Even so, she said, she found it helpful to close her eyes as Llynos approached her with the tube.

“You’re not seeing the tube coming towards you and you’re not apprehensive straight away. It helped calm me,” said Sharon

“The part of it going into the nose was what I was expecting it to feel. For me it was as the tube went down further, through my oesophagus, that started to feel different. I hadn’t experienced that before.

“The tube at the back of the throat, that felt different as well. It was just a different experience, and giving you that insight into what it would be like for people who are having this placed.”

But there is more to the procedure that just inserting the tube. Care has to be taken that it is correctly placed into the stomach, and a sample of gastric acid has to be taken to ensure this.

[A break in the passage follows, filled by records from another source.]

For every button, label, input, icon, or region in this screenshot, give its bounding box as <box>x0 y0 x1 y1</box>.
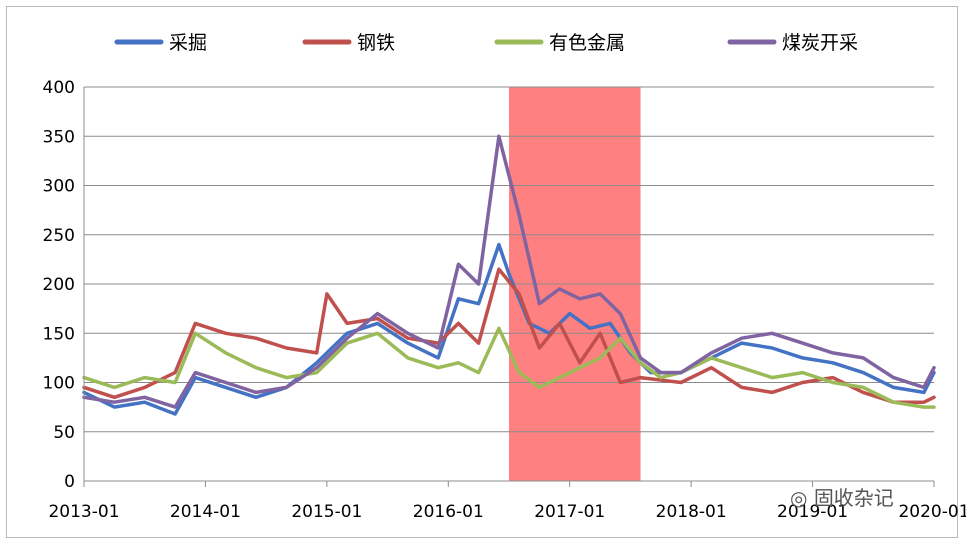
y-tick-label: 350 <box>43 127 75 147</box>
x-tick-label: 2017-01 <box>534 502 605 522</box>
y-tick-label: 50 <box>53 423 75 443</box>
watermark: ◎ 固收杂记 <box>790 486 894 510</box>
y-tick-label: 400 <box>43 78 75 98</box>
x-tick-label: 2019-01 <box>777 502 848 522</box>
x-tick-label: 2015-01 <box>291 502 362 522</box>
y-tick-label: 250 <box>43 226 75 246</box>
legend-label: 有色金属 <box>549 32 625 54</box>
y-tick-label: 200 <box>43 275 75 295</box>
legend-label: 钢铁 <box>357 32 395 54</box>
y-tick-label: 100 <box>43 374 75 394</box>
x-tick-label: 2013-01 <box>48 502 119 522</box>
y-tick-label: 0 <box>64 472 75 492</box>
y-tick-label: 300 <box>43 177 75 197</box>
x-tick-label: 2014-01 <box>170 502 241 522</box>
y-tick-label: 150 <box>43 324 75 344</box>
series-line <box>82 267 936 404</box>
x-tick-label: 2018-01 <box>656 502 727 522</box>
legend-label: 采掘 <box>169 32 207 54</box>
x-tick-label: 2016-01 <box>413 502 484 522</box>
wechat-icon: ◎ <box>790 486 814 510</box>
series-line <box>82 134 936 409</box>
legend-label: 煤炭开采 <box>782 32 858 54</box>
x-tick-label: 2020-01 <box>898 502 966 522</box>
series-line <box>82 326 936 409</box>
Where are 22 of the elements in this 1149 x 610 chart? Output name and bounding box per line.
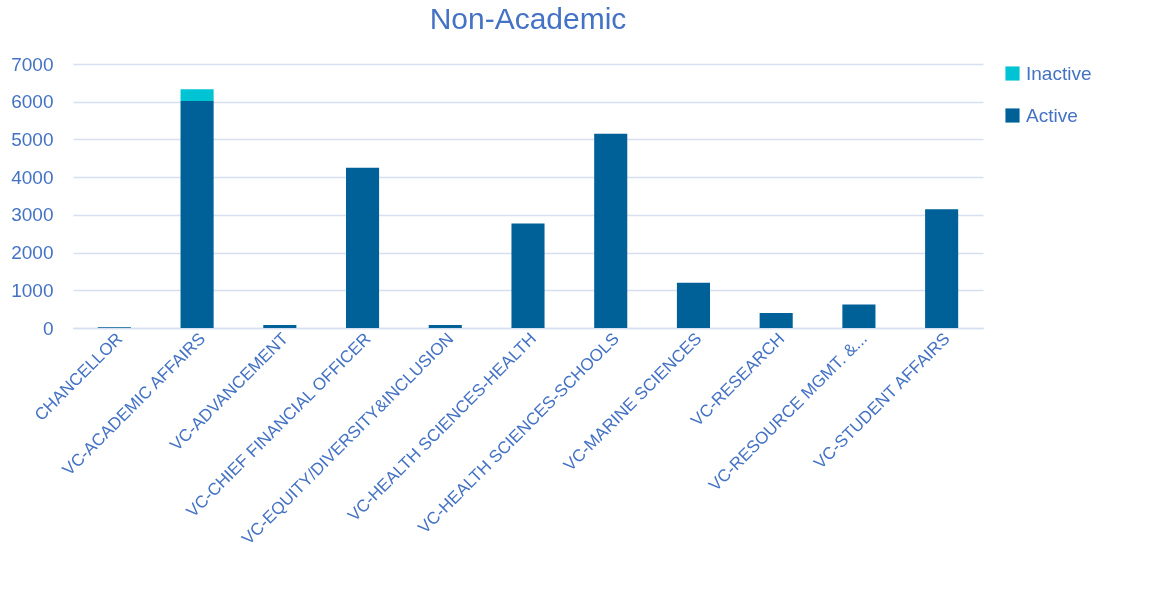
chart-title: Non-Academic bbox=[429, 2, 627, 35]
bar bbox=[676, 282, 710, 328]
bar bbox=[594, 133, 628, 328]
y-tick-label: 1000 bbox=[11, 279, 54, 301]
bar bbox=[511, 223, 545, 328]
y-tick-label: 6000 bbox=[11, 91, 54, 113]
bar bbox=[346, 167, 380, 328]
bar bbox=[180, 100, 214, 328]
legend-label: Inactive bbox=[1026, 62, 1092, 84]
bar bbox=[180, 89, 214, 101]
legend-label: Active bbox=[1026, 104, 1078, 126]
y-tick-label: 3000 bbox=[11, 204, 54, 226]
bar bbox=[842, 304, 876, 328]
y-tick-label: 4000 bbox=[11, 166, 54, 188]
y-tick-label: 0 bbox=[42, 317, 54, 339]
bar bbox=[428, 324, 462, 328]
y-tick-label: 7000 bbox=[11, 53, 54, 75]
y-tick-label: 2000 bbox=[11, 242, 54, 264]
y-tick-label: 5000 bbox=[11, 128, 54, 150]
bar bbox=[925, 209, 959, 328]
bar bbox=[759, 312, 793, 328]
bar bbox=[263, 324, 297, 328]
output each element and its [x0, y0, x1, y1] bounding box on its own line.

After that, the tube is flushed with water – which both Llynos and Amy described as a strange, unexpected sensation.

“After that we just carried on and worked all day with the tubes in, taking into account that some people do go to work with them in,” said Amy (left).

Image shows a nurse demonstrating a nasogastric tube “Driving was quite hard work because when you turned your head to look, it was like a pulling in your throat. It’s just all those little things that we had never really thought about when explaining it to patients.”

Llynos added: “The family life aspect was really interesting because my youngest daughter didn’t want to come near me.

“My oldest daughter was interested and my husband wanted to know if I was going to sleep with it in.

“So there are all those parts that we don’t think about. We just assume everyone is going to accept it and be fine.”

Amy was the first to remove her tube, around midnight that same day after showering and having tea. Llynos and Sharon kept theirs in overnight but removed them before starting work the following morning.

The three are now planning to write a reflective piece on their experiences, and how it has helped them in terms of their patients.

Sharon said: “I did my own checking of the tube position while I was home, and actually tried to feed through the tube as well, just to have a sense of, how awkward is this? How dextrous do people need to be?

“I slept with it overnight. Just to get that idea of having the tube in, how it would affect my sleep, how it would affect the way I moved in bed. I was thinking about practical things that might be useful for our patients.

“There are pros and cons to any treatment. With informed consent, I feel I’m more aware of what I’m suggesting to people and why, and talking about some of the advantages and disadvantages with more confidence.”

Llynos added: “It wasn't a pleasant experience. But our patients have these tubes in for weeks, sometimes multiple insertions as well, as they can fall out. So it has made me a lot more aware of things like that.”

Amy agreed, saying: “It really opened our eyes. I’m glad we did it.”